Later, in New York, we see a meeting between the heads of a pharmaceutical corporation (that is evil like they always are in films that love stereotypes) and these guys decide that in order to create a drug that will prolong human life (and will make them more money than Viagra ever did for its manufacturers) they have to send a mission to Borneo and grab the titular flowers.

Over in Borneo the protagonists pay 50 grand to Bill Johnson [Johnny Messner] to take them to the flowers with his boat which he calls Bloody Mary. Now, all that sounds very much like the first film, and in fact this sequel here is trying to imitate the preceded instalment’s setting and central characters. But just when you thought you saw everything before, Bloody Mary gets destroyed, and the main actors are challenged into an adventure that is quite interesting, if not totally original.

This was directed by Dwight H. Little who also helmed Halloween 4: the Return of Michael Myers (1988) which is a masterpiece. Anacondas: The Hunt for the Blood Orchid (2004) cost half the money of the original’s budget, an estimated $20 million, and it brought back half the money the original did too, as it grossed an estimated $70 million; still a great success by any accountant’s standards. Pretty much like the original the critics hated it, but it appears that somebody did their maths right; and money talks, while bullshit walks.

Anaconda III (2008)

On my way back home, minutes before I sat down to watch this, I was thinking, why am I enjoying these films so much? The answer was simple: the key is that my expectations are low. Faye can still not understand why I torture myself.

Anaconda (1997) had an all-star cast, while Anacondas: the Hunt for the Blood Orchid (2004) did not, which you’d presume would be the case a low-budget Sci-Fi Channel TV-movie, but the producers came back with a vengeance and delivered David Hasselhoff (no introduction needed) in the lead role. This third film in the franchise is also bearing the coolest logo in the series which would look great as a tattoo, even if a bit ridiculous.

In a research facility where doctors experiment with snakes in order to find the cure to cancer and Alzheimer’s something goes wrong (because the venue was understaffed) and a gigantic and evil anaconda breaks out, which also happens to be pregnant.
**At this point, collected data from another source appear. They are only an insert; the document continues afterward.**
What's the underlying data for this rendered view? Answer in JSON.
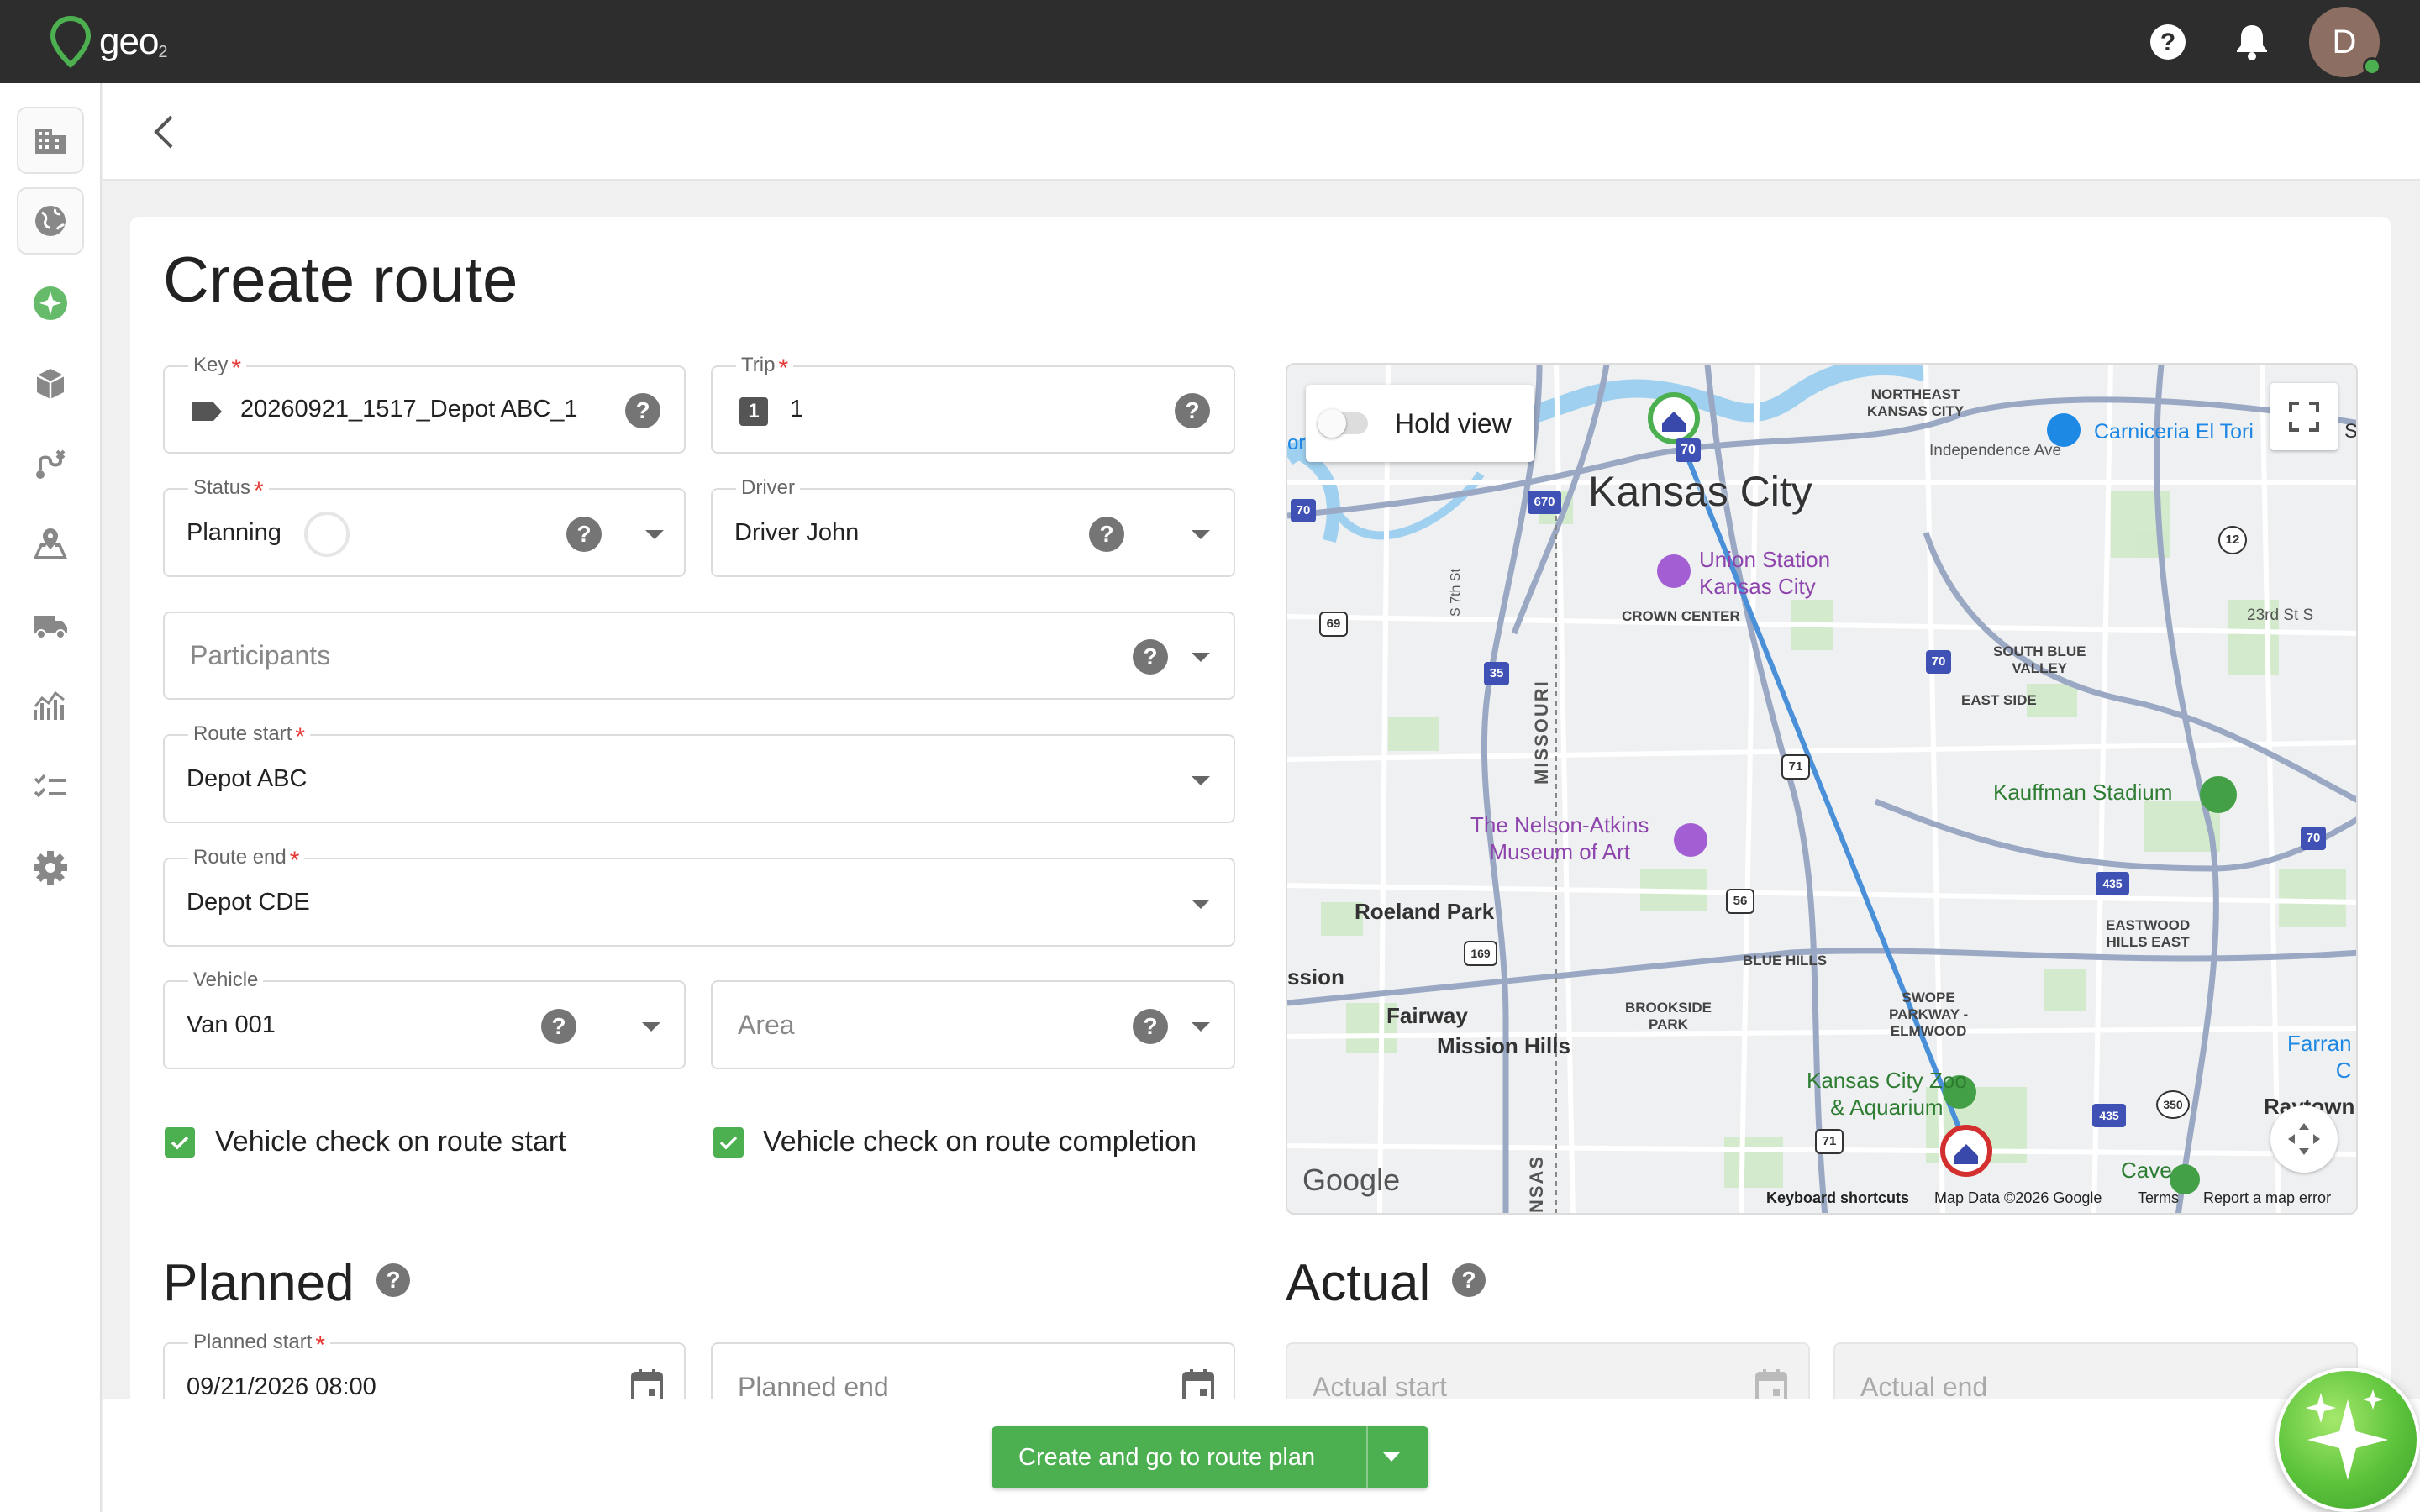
{
  "app": {
    "logo_text": "geo",
    "logo_sub": "2",
    "avatar_initial": "D"
  },
  "page": {
    "title": "Create route"
  },
  "form": {
    "key": {
      "label": "Key",
      "value": "20260921_1517_Depot ABC_1"
    },
    "trip": {
      "label": "Trip",
      "value": "1",
      "badge": "1"
    },
    "status": {
      "label": "Status",
      "value": "Planning"
    },
    "driver": {
      "label": "Driver",
      "value": "Driver John"
    },
    "participants": {
      "placeholder": "Participants"
    },
    "route_start": {
      "label": "Route start",
      "value": "Depot ABC"
    },
    "route_end": {
      "label": "Route end",
      "value": "Depot CDE"
    },
    "vehicle": {
      "label": "Vehicle",
      "value": "Van 001"
    },
    "area": {
      "placeholder": "Area"
    },
    "check_start": {
      "label": "Vehicle check on route start",
      "checked": true
    },
    "check_completion": {
      "label": "Vehicle check on route completion",
      "checked": true
    }
  },
  "planned": {
    "title": "Planned",
    "start": {
      "label": "Planned start",
      "value": "09/21/2026 08:00"
    },
    "end": {
      "placeholder": "Planned end"
    }
  },
  "actual": {
    "title": "Actual",
    "start": {
      "placeholder": "Actual start"
    },
    "end": {
      "placeholder": "Actual end"
    }
  },
  "map": {
    "hold_view": "Hold view",
    "labels": {
      "city": "Kansas City",
      "northeast": "NORTHEAST\nKANSAS CITY",
      "carniceria": "Carniceria El Tori",
      "independence": "Independence Ave",
      "union_station": "Union Station\nKansas City",
      "crown_center": "CROWN CENTER",
      "south_blue_valley": "SOUTH BLUE\nVALLEY",
      "east_side": "EAST SIDE",
      "kauffman": "Kauffman Stadium",
      "nelson": "The Nelson-Atkins\nMuseum of Art",
      "roeland": "Roeland Park",
      "mission": "ssion",
      "blue_hills": "BLUE HILLS",
      "eastwood": "EASTWOOD\nHILLS EAST",
      "fairway": "Fairway",
      "mission_hills": "Mission Hills",
      "brookside": "BROOKSIDE\nPARK",
      "swope": "SWOPE\nPARKWAY -\nELMWOOD",
      "zoo": "Kansas City Zoo\n& Aquarium",
      "farran": "Farran\nC",
      "raytown": "Raytown",
      "cave": "Cave",
      "missouri": "MISSOURI",
      "kansas": "NSAS",
      "s7th": "S 7th St",
      "twentythird": "23rd St S",
      "ori": "ori",
      "s": "S"
    },
    "shields": {
      "i70a": "70",
      "i670": "670",
      "i70b": "70",
      "us69": "69",
      "i35": "35",
      "m12": "12",
      "i70c": "70",
      "us71a": "71",
      "i70d": "70",
      "i435a": "435",
      "us56": "56",
      "k169": "169",
      "i435b": "435",
      "m350": "350",
      "us71b": "71"
    },
    "footer": {
      "google": "Google",
      "shortcuts": "Keyboard shortcuts",
      "data": "Map Data ©2026 Google",
      "terms": "Terms",
      "report": "Report a map error"
    }
  },
  "actions": {
    "create": "Create and go to route plan"
  },
  "colors": {
    "accent": "#4caf50",
    "topbar": "#2d2d2d",
    "required": "#e53935",
    "route_line": "#4a90d9"
  }
}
Needless to say it kills a bunch of people on its way to freedom and the film becomes very generous with its gore.

A team of trigger-happy meatheads go on a mission to hunt the titular reptile but they fuck up and many of their people are killed along with an innocent or two in the midst of gunshots and explosions. That’s when the one and only David Hasselhoff comes to the rescue, becomes the leader of the gang, and kicks some major snake ass.

This and the next film were cinematographed and directed by Don FauntLeRoy.

Anaconda 4: Trail of Blood (2009)

Anaconda III (2008) is probably my favorite film in this list, so I was surprised a bit when Anaconda 4: Trail of Blood (2009) proved to be the least enjoyable for me; as these two were shot back-to-back by the same director. Eh, even the snakes don’t look very menacing.

In Anaconda 4: Trail of Blood (2009) lead villain Murdoch [John Rhys-Davis, returning from the previous film] is paying a team of bounty hunters $1 million (which is probably more than this sequel’s budget) in order to find the titular snake’s serum (in order to cure his bone cancer) and kill the good scientist that created it [Crystal Allen, returning from the previous film].